“De toute façon, ton cheval le fait juste pour la bouffe”
“Avec mon cheval, ça fonctionnerait jamais, il penserait juste à s’empiffrer”
Et si en fait… Les chevaux appréciaient de travailler pour obtenir leur nourriture ?
Alors ok, on va mettre les choses en perspective directement : entre dérouler une reprise de Grand Prix pour une carotte et obtenir une carotte gratuite, la plupart des chevaux vont préférer la carotte gratuite. Entre travailler pour une poignée de bouchons de foin et une mangeoire pleine d’un aliment concentré plein de sucre et hyper appétent, c’est aussi probablement la seconde option qui va gagner.
Mais dans cette publication, on va parler de ce qui est comparable.
La préférence pour l’effort (ou recherche active de nourriture - “contrafreeloading” en anglais) fait partie du répertoire comportemental de la plupart des espèces, pour la simple et bonne raison qu’être capable de chercher sa nourriture est une question de survie. La Nature est bien faite, si le cerveau trouve de la satisfaction à fourrager, alors l’individu ne va pas mourir de faim une fois qu’il aura fini de manger ce qui se trouve à ses pieds.

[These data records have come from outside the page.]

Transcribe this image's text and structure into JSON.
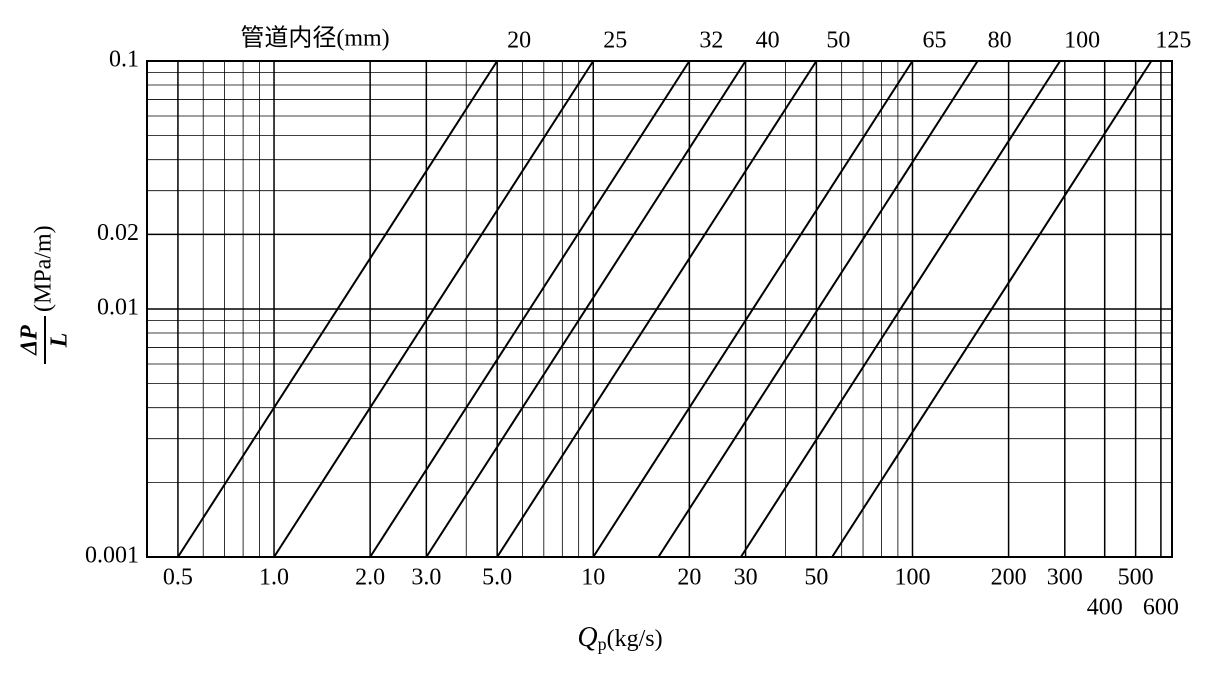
{
  "chart_data": {
    "type": "line",
    "title": "管道内径(mm)",
    "xlabel": {
      "symbol": "Q",
      "subscript": "p",
      "unit": "(kg/s)"
    },
    "ylabel": {
      "numerator": "ΔP",
      "denominator": "L",
      "unit": "(MPa/m)"
    },
    "log_x": true,
    "log_y": true,
    "grid": true,
    "xlim": [
      0.4,
      650
    ],
    "ylim": [
      0.001,
      0.1
    ],
    "xticks": [
      0.5,
      {
        "value": 1,
        "label": "1.0"
      },
      {
        "value": 2,
        "label": "2.0"
      },
      {
        "value": 3,
        "label": "3.0"
      },
      {
        "value": 5,
        "label": "5.0"
      },
      10,
      20,
      30,
      50,
      100,
      200,
      300,
      400,
      500,
      600
    ],
    "yticks": [
      0.001,
      0.01,
      0.02,
      0.1
    ],
    "series": [
      {
        "name": "20",
        "color": "#000000",
        "x": [
          0.5,
          5
        ],
        "values": [
          0.001,
          0.1
        ]
      },
      {
        "name": "25",
        "color": "#000000",
        "x": [
          1,
          10
        ],
        "values": [
          0.001,
          0.1
        ]
      },
      {
        "name": "32",
        "color": "#000000",
        "x": [
          2,
          20
        ],
        "values": [
          0.001,
          0.1
        ]
      },
      {
        "name": "40",
        "color": "#000000",
        "x": [
          3,
          30
        ],
        "values": [
          0.001,
          0.1
        ]
      },
      {
        "name": "50",
        "color": "#000000",
        "x": [
          5,
          50
        ],
        "values": [
          0.001,
          0.1
        ]
      },
      {
        "name": "65",
        "color": "#000000",
        "x": [
          10,
          100
        ],
        "values": [
          0.001,
          0.1
        ]
      },
      {
        "name": "80",
        "color": "#000000",
        "x": [
          16,
          160
        ],
        "values": [
          0.001,
          0.1
        ]
      },
      {
        "name": "100",
        "color": "#000000",
        "x": [
          29,
          290
        ],
        "values": [
          0.001,
          0.1
        ]
      },
      {
        "name": "125",
        "color": "#000000",
        "x": [
          56,
          560
        ],
        "values": [
          0.001,
          0.1
        ]
      }
    ]
  }
}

C’est lors du travail en renforcement positif qu’on peut le plus souvent observer ce comportement dans un contexte d’entraînement. Le cheval, ayant à disposition du foin, ou les mêmes récompenses que celles distribuées par l’humain, participe activement à l’entraînement, répond aux codes et cherche les réponses afin d’obtenir la nourriture, plutôt que de se désintéresser de la situation et d’aller manger seul.

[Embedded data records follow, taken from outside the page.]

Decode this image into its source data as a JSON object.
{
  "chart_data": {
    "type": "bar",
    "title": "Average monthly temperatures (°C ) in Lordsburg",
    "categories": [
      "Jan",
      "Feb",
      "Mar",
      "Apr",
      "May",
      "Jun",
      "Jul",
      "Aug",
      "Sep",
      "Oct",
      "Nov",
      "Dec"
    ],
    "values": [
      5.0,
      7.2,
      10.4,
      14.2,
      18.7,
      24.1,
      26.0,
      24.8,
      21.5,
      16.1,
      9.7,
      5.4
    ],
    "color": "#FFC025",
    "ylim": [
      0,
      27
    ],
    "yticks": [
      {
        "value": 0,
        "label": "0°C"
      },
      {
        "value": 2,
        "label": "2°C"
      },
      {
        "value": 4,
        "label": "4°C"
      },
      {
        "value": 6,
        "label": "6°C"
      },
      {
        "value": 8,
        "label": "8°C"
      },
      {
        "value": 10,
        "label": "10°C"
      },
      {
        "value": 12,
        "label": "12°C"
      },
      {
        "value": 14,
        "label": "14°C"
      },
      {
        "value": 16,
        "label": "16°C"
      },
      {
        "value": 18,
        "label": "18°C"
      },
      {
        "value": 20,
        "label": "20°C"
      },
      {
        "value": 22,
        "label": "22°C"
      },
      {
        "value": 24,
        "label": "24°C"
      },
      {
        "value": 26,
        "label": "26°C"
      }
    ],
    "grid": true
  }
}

On constate aussi cette préférence pour l’effort lors des exercices d’enrichissements : s’ils sont offerts à un cheval qui a accès à du foin à volonté, il va le plus souvent délaisser son foin pour aller farfouiller dans l’objet, l’investiguer, et en sortir sa nourriture. Comme plusieurs commentaires l’ont mis en évidence sur la publication précédente, ça peut même être le cas pour des chevaux qui préfèrent la stimulation du foin en filet, plutôt que le foin en vrac.
Ce phénomène est naturel, et a été observé chez de nombreuses autres espèces que le cheval : oiseaux (pour qui il a été beaucoup plus étudié que chez les mammifères), chèvres, vaches, girafes, … sauf, semblerait-il, chez les chats qui eux préfèrent plus souvent la nourriture en libre accès plutôt que de devoir faire l’effort ! Ces observations n’ont cependant été faites que sur des animaux domestiques, ou sauvages vivant en captivité, ce qui indiquerait que ce n’est pas un conditionnement dû à l’entraînement, mais plus probablement aux limites que la captivité pose au fait d’utiliser pleinement les comportements naturels de l’espèce et… d’être au contrôle de son environnement ! On en revient sur l’importance du contrôle en tant que nécessité biologique.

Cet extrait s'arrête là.